The World Aircraft Spirit is a Colombian/American amateur-built aircraft, designed by Max Tedesco and produced by World Aircraft Company. The aircraft was publicly introduced at AirVenture in 2011 and production is expected to commence in 2014. It is supplied as a kit for amateur construction or as a complete ready-to-fly aircraft.

==Design and development==
The Spirit features a strut-braced high-wing, a two-seats-in-side-by-side configuration enclosed cockpit that is 48 in wide, fixed tricycle landing gear and a single engine in tractor configuration.

The aircraft is made from aluminum sheet. Its 32.9 ft span wing has an area of 132 sqft and mounts flaps. The wing is supported by "V" struts and jury struts. The aircraft's recommended engine power range is 100 to 130 hp and standard engines used include the 100 hp Rotax 912ULS, 100 hp Continental O-200 and the 100 hp Lycoming IO-233 four-stroke powerplants.

The aircraft has a design maximum gross weight of 1653 lb, but is restricted to 1320 lb if flown in the US light-sport aircraft category.

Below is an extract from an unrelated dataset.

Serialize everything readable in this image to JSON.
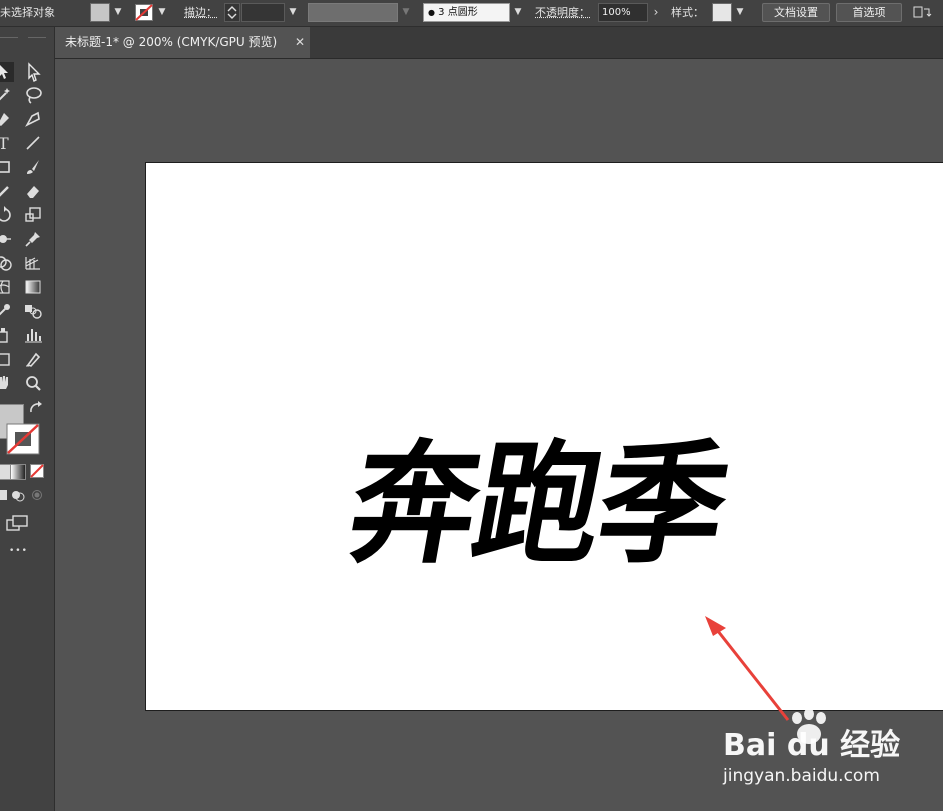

The Spirit airframe is constructed in Colombia and then shipped to World Aircraft's facility at Henry County Airport in Paris, Tennessee for final assembly and paint. Kits shipped are fully assembled and then disassembled for customer delivery and may be shipped painted as well. Construction time from the supplied kit is estimated as 110 hours.

As of October 2012, the design appears on the Federal Aviation Administration's list of approved special light-sport aircraft.

==Operational history==
By December 2011 55 examples had been completed and flown.